Le battaglie culturali — e quella che stiamo vivendo è indubbiamente tale
— riguardano da sempre la scelta di quello che deve essere trasmesso e
quello che non deve esserlo, talvolta persino finendo distrutto. Insomma
queste guerre si combattono a colpi di cancel culture. Che però non
esiste, figuriamoci.
Terzo. È solo un mito che negli Stati Uniti o nel Regno Unito diverse
persone abbiano subito conseguenze lavorative, talvolta perso il posto,
per dei tweet? Questo sicuramente non sarebbe successo trent’anni fa e
la principale ragione è semplice quanto banale: beh, non esisteva Twitter.

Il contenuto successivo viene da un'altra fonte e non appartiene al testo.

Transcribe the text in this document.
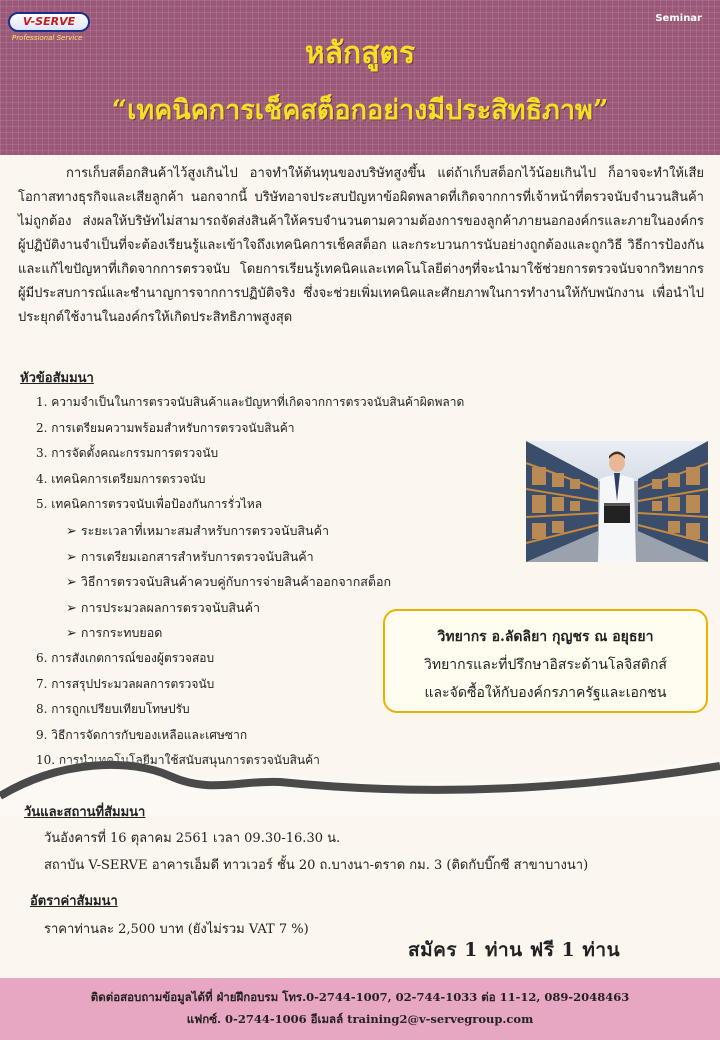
V-SERVE
Professional Service
Seminar
หลักสูตร
“เทคนิคการเช็คสต็อกอย่างมีประสิทธิภาพ”

การเก็บสต็อกสินค้าไว้สูงเกินไป อาจทำให้ต้นทุนของบริษัทสูงขึ้น แต่ถ้าเก็บสต็อกไว้น้อยเกินไป ก็อาจจะทำให้เสียโอกาสทางธุรกิจและเสียลูกค้า นอกจากนี้ บริษัทอาจประสบปัญหาข้อผิดพลาดที่เกิดจากการที่เจ้าหน้าที่ตรวจนับจำนวนสินค้าไม่ถูกต้อง ส่งผลให้บริษัทไม่สามารถจัดส่งสินค้าให้ครบจำนวนตามความต้องการของลูกค้าภายนอกองค์กรและภายในองค์กร ผู้ปฏิบัติงานจำเป็นที่จะต้องเรียนรู้และเข้าใจถึงเทคนิคการเช็คสต็อก และกระบวนการนับอย่างถูกต้องและถูกวิธี วิธีการป้องกันและแก้ไขปัญหาที่เกิดจากการตรวจนับ โดยการเรียนรู้เทคนิคและเทคโนโลยีต่างๆที่จะนำมาใช้ช่วยการตรวจนับจากวิทยากรผู้มีประสบการณ์และชำนาญการจากการปฏิบัติจริง ซึ่งจะช่วยเพิ่มเทคนิคและศักยภาพในการทำงานให้กับพนักงาน เพื่อนำไปประยุกต์ใช้งานในองค์กรให้เกิดประสิทธิภาพสูงสุด

หัวข้อสัมมนา
1. ความจำเป็นในการตรวจนับสินค้าและปัญหาที่เกิดจากการตรวจนับสินค้าผิดพลาด
2. การเตรียมความพร้อมสำหรับการตรวจนับสินค้า
3. การจัดตั้งคณะกรรมการตรวจนับ
4. เทคนิคการเตรียมการตรวจนับ
5. เทคนิคการตรวจนับเพื่อป้องกันการรั่วไหล
➢ ระยะเวลาที่เหมาะสมสำหรับการตรวจนับสินค้า
➢ การเตรียมเอกสารสำหรับการตรวจนับสินค้า
➢ วิธีการตรวจนับสินค้าควบคู่กับการจ่ายสินค้าออกจากสต็อก
➢ การประมวลผลการตรวจนับสินค้า
➢ การกระทบยอด
6. การสังเกตการณ์ของผู้ตรวจสอบ
7. การสรุปประมวลผลการตรวจนับ
8. การถูกเปรียบเทียบโทษปรับ
9. วิธีการจัดการกับของเหลือและเศษซาก
10. การนำเทคโนโลยีมาใช้สนับสนุนการตรวจนับสินค้า
วิทยากร อ.ลัดลิยา กุญชร ณ อยุธยา
วิทยากรและที่ปรึกษาอิสระด้านโลจิสติกส์
และจัดซื้อให้กับองค์กรภาครัฐและเอกชน
วันและสถานที่สัมมนา
วันอังคารที่ 16 ตุลาคม 2561 เวลา 09.30-16.30 น.
สถาบัน V-SERVE อาคารเอ็มดี ทาวเวอร์ ชั้น 20 ถ.บางนา-ตราด กม. 3 (ติดกับบิ๊กซี สาขาบางนา)
อัตราค่าสัมมนา
ราคาท่านละ 2,500 บาท (ยังไม่รวม VAT 7 %)
สมัคร 1 ท่าน ฟรี 1 ท่าน
ติดต่อสอบถามข้อมูลได้ที่ ฝ่ายฝึกอบรม โทร.0-2744-1007, 02-744-1033 ต่อ 11-12, 089-2048463
แฟกซ์. 0-2744-1006 อีเมลล์ training2@v-servegroup.com
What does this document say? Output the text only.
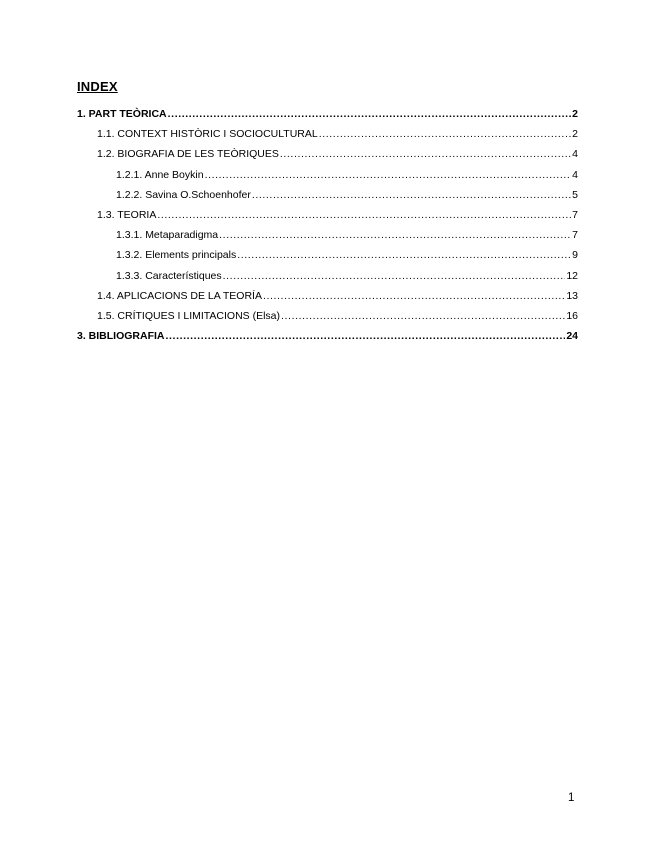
INDEX
1. PART TEÒRICA .....	2
1.1. CONTEXT HISTÒRIC I SOCIOCULTURAL .....	2
1.2. BIOGRAFIA DE LES TEÒRIQUES .....	4
1.2.1. Anne Boykin .....	4
1.2.2. Savina O.Schoenhofer .....	5
1.3. TEORIA .....	7
1.3.1. Metaparadigma .....	7
1.3.2. Elements principals .....	9
1.3.3. Característiques .....	12
1.4. APLICACIONS DE LA TEORÍA .....	13
1.5. CRÍTIQUES I LIMITACIONS (Elsa) .....	16
3. BIBLIOGRAFIA .....	24
1
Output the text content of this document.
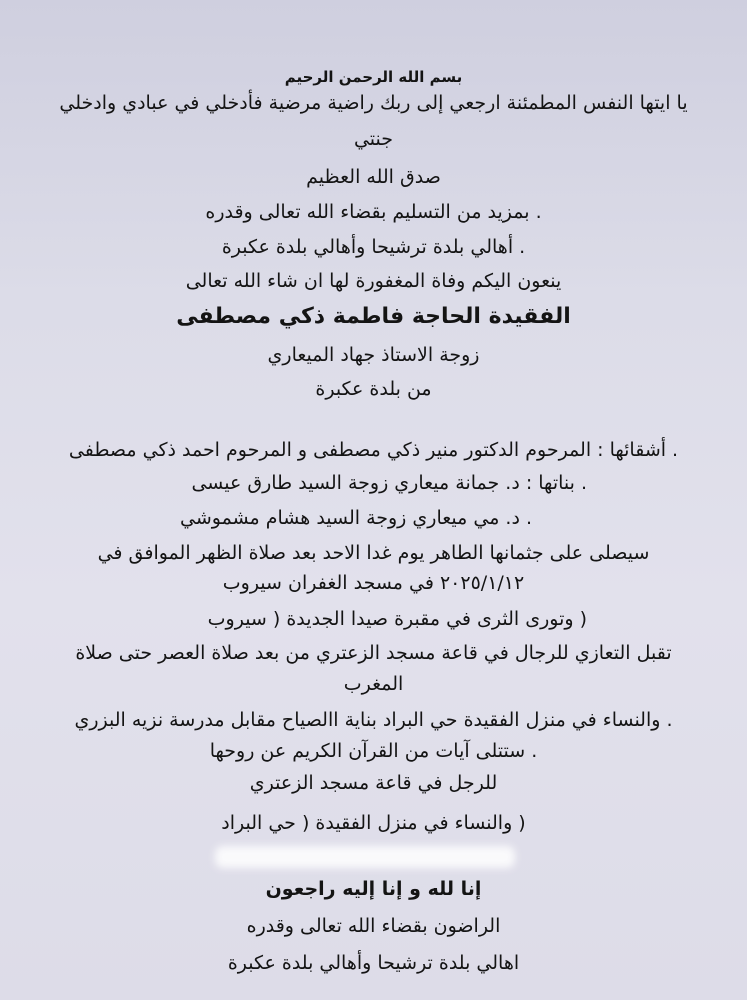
بسم الله الرحمن الرحيم
يا ايتها النفس المطمئنة ارجعي إلى ربك راضية مرضية فأدخلي في عبادي وادخلي
جنتي
صدق الله العظيم
. بمزيد من التسليم بقضاء الله تعالى وقدره
. أهالي بلدة ترشيحا وأهالي بلدة عكبرة
ينعون اليكم وفاة المغفورة لها ان شاء الله تعالى
الفقيدة الحاجة فاطمة ذكي مصطفى
زوجة الاستاذ جهاد الميعاري
من بلدة عكبرة
. أشقائها : المرحوم الدكتور منير ذكي مصطفى و المرحوم احمد ذكي مصطفى
. بناتها : د. جمانة ميعاري زوجة السيد طارق عيسى
. د. مي ميعاري زوجة السيد هشام مشموشي
سيصلى على جثمانها الطاهر يوم غدا الاحد بعد صلاة الظهر الموافق في
٢٠٢٥/١/١٢ في مسجد الغفران سيروب
( وتورى الثرى في مقبرة صيدا الجديدة ( سيروب
تقبل التعازي للرجال في قاعة مسجد الزعتري من بعد صلاة العصر حتى صلاة
المغرب
. والنساء في منزل الفقيدة حي البراد بناية االصياح مقابل مدرسة نزيه البزري
. ستتلى آيات من القرآن الكريم عن روحها
للرجل في قاعة مسجد الزعتري
( والنساء في منزل الفقيدة ( حي البراد
إنا لله و إنا إليه راجعون
الراضون بقضاء الله تعالى وقدره
اهالي بلدة ترشيحا وأهالي بلدة عكبرة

Ma in un contesto in cui ormai Twitter esiste, assieme a decine di altri
strumenti per riprodurre e diffondere contenuti, ne risente la reputazione
di ognuno, e in particolare di chi ha ruoli pubblici e istituzionali. La
complessa padronanza dei codici linguistici della società multiculturale –
con le sue parole da dire e da non dire, i suoi neologismi, le sue
accortezze – è già oggi un criterio di selezione delle élite internazionali.

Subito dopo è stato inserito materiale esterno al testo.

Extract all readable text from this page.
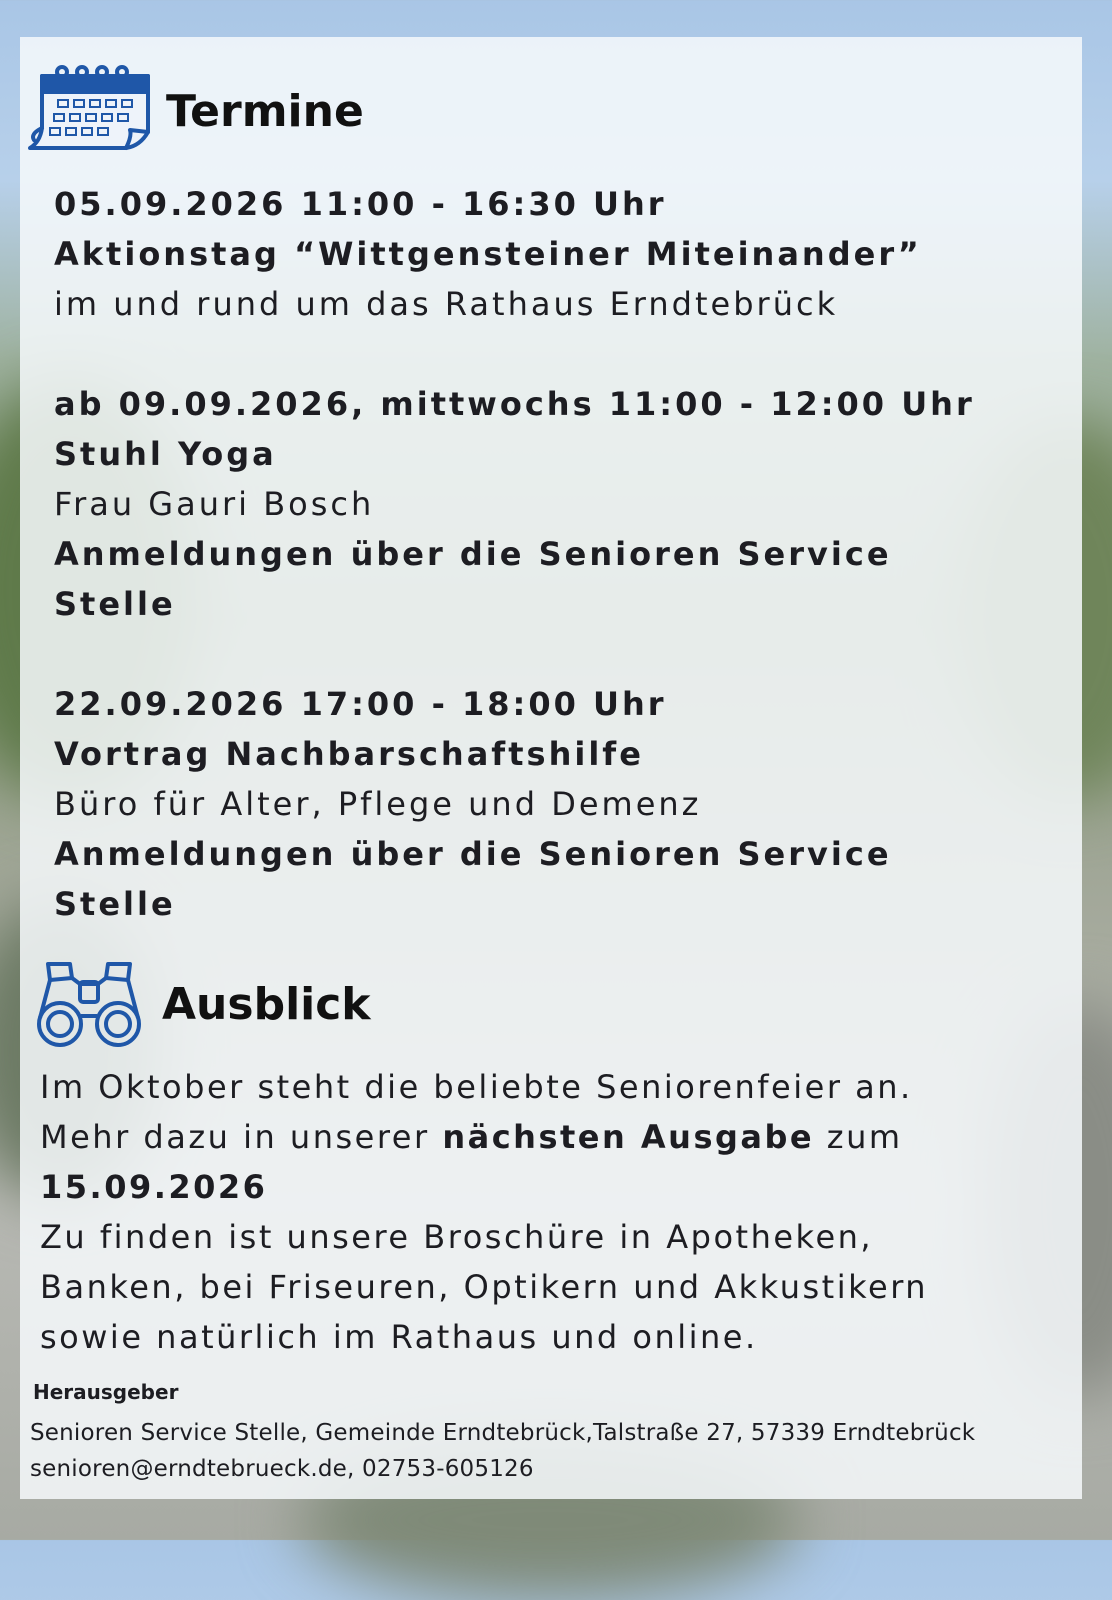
Termine
05.09.2026 11:00 - 16:30 Uhr
Aktionstag “Wittgensteiner Miteinander”
im und rund um das Rathaus Erndtebrück
ab 09.09.2026, mittwochs 11:00 - 12:00 Uhr
Stuhl Yoga
Frau Gauri Bosch
Anmeldungen über die Senioren Service
Stelle
22.09.2026 17:00 - 18:00 Uhr
Vortrag Nachbarschaftshilfe
Büro für Alter, Pflege und Demenz
Anmeldungen über die Senioren Service
Stelle
Ausblick
Im Oktober steht die beliebte Seniorenfeier an.
Mehr dazu in unserer nächsten Ausgabe zum
15.09.2026
Zu finden ist unsere Broschüre in Apotheken,
Banken, bei Friseuren, Optikern und Akkustikern
sowie natürlich im Rathaus und online.
Herausgeber
Senioren Service Stelle, Gemeinde Erndtebrück,Talstraße 27, 57339 Erndtebrück
senioren@erndtebrueck.de, 02753-605126
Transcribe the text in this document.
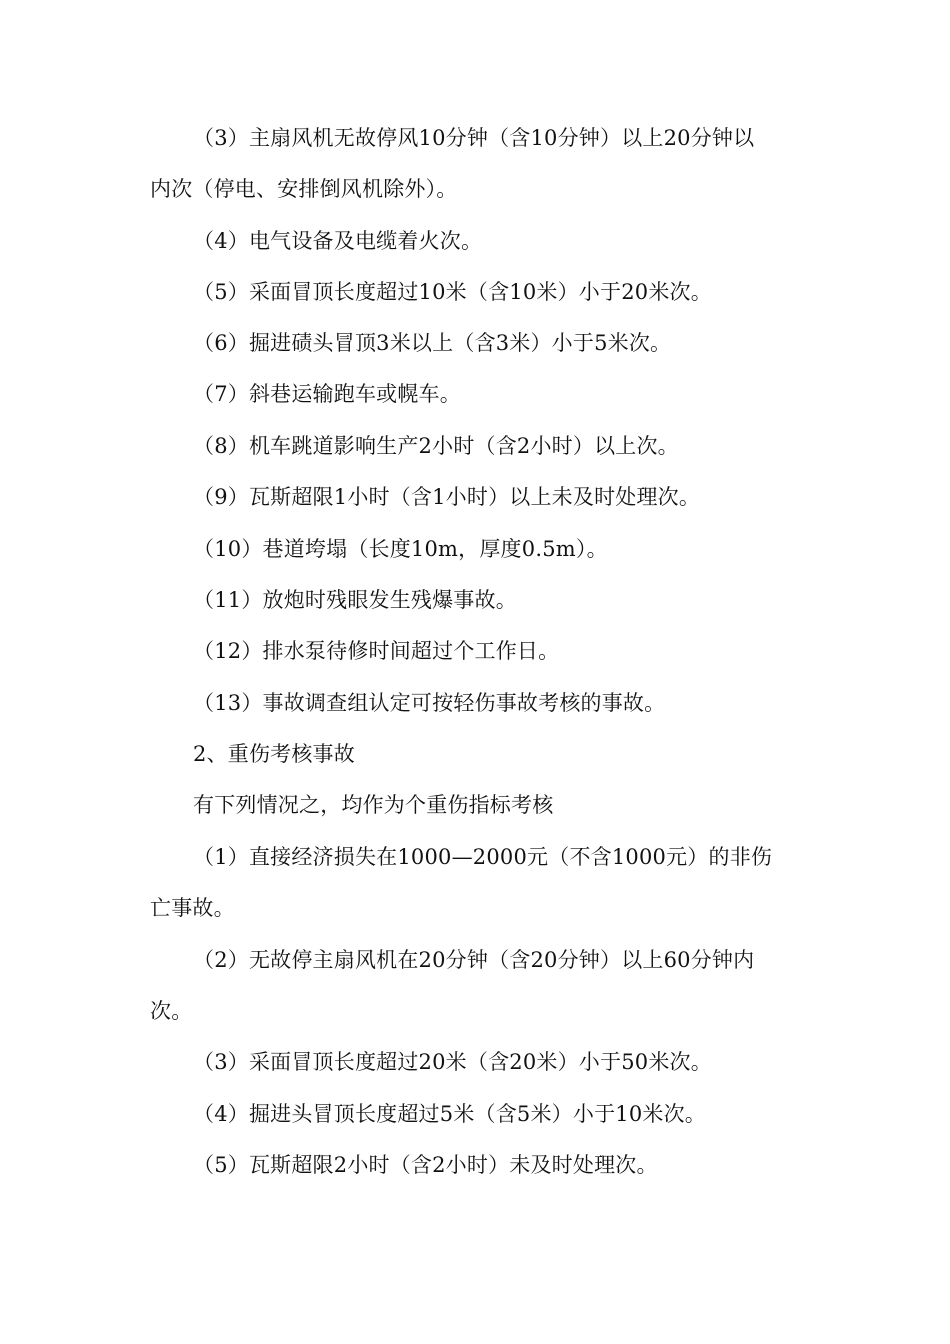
（3）主扇风机无故停风10分钟（含10分钟）以上20分钟以
内次（停电、安排倒风机除外）。
（4）电气设备及电缆着火次。
（5）采面冒顶长度超过10米（含10米）小于20米次。
（6）掘进碛头冒顶3米以上（含3米）小于5米次。
（7）斜巷运输跑车或幌车。
（8）机车跳道影响生产2小时（含2小时）以上次。
（9）瓦斯超限1小时（含1小时）以上未及时处理次。
（10）巷道垮塌（长度10m，厚度0.5m）。
（11）放炮时残眼发生残爆事故。
（12）排水泵待修时间超过个工作日。
（13）事故调查组认定可按轻伤事故考核的事故。
2、重伤考核事故
有下列情况之，均作为个重伤指标考核
（1）直接经济损失在1000—2000元（不含1000元）的非伤
亡事故。
（2）无故停主扇风机在20分钟（含20分钟）以上60分钟内
次。
（3）采面冒顶长度超过20米（含20米）小于50米次。
（4）掘进头冒顶长度超过5米（含5米）小于10米次。
（5）瓦斯超限2小时（含2小时）未及时处理次。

Quale azienda o istituzione vorrebbe un manager che le tira addosso uno
shitstorm perché non hai mai sentito parlare di deadnaming o di
blackfishing? Il “politicamente scorretto” rivendicato dai commentatori
italiani verrebbe immediatamente sanzionato (assieme a molte gaffe
dettate da sincero provincialismo) in altri contesti intellettuali e
professionali. Che le élite italiane siano estranee a questi trend è
precisamente il segnale che si sono sganciate, assieme all’intero paese,
dal treno della modernizzazione. In questo senso la correttezza politica
non è un merito innato bensì niente di meno che una competenza
acquista. Sostenere che non esista risponde a un tipico rovesciamento
ideologico, ovvero presentare come naturali e autoevidenti quelle che
sono convenzioni sociali, e neutrali i processi di selezione meritocratica.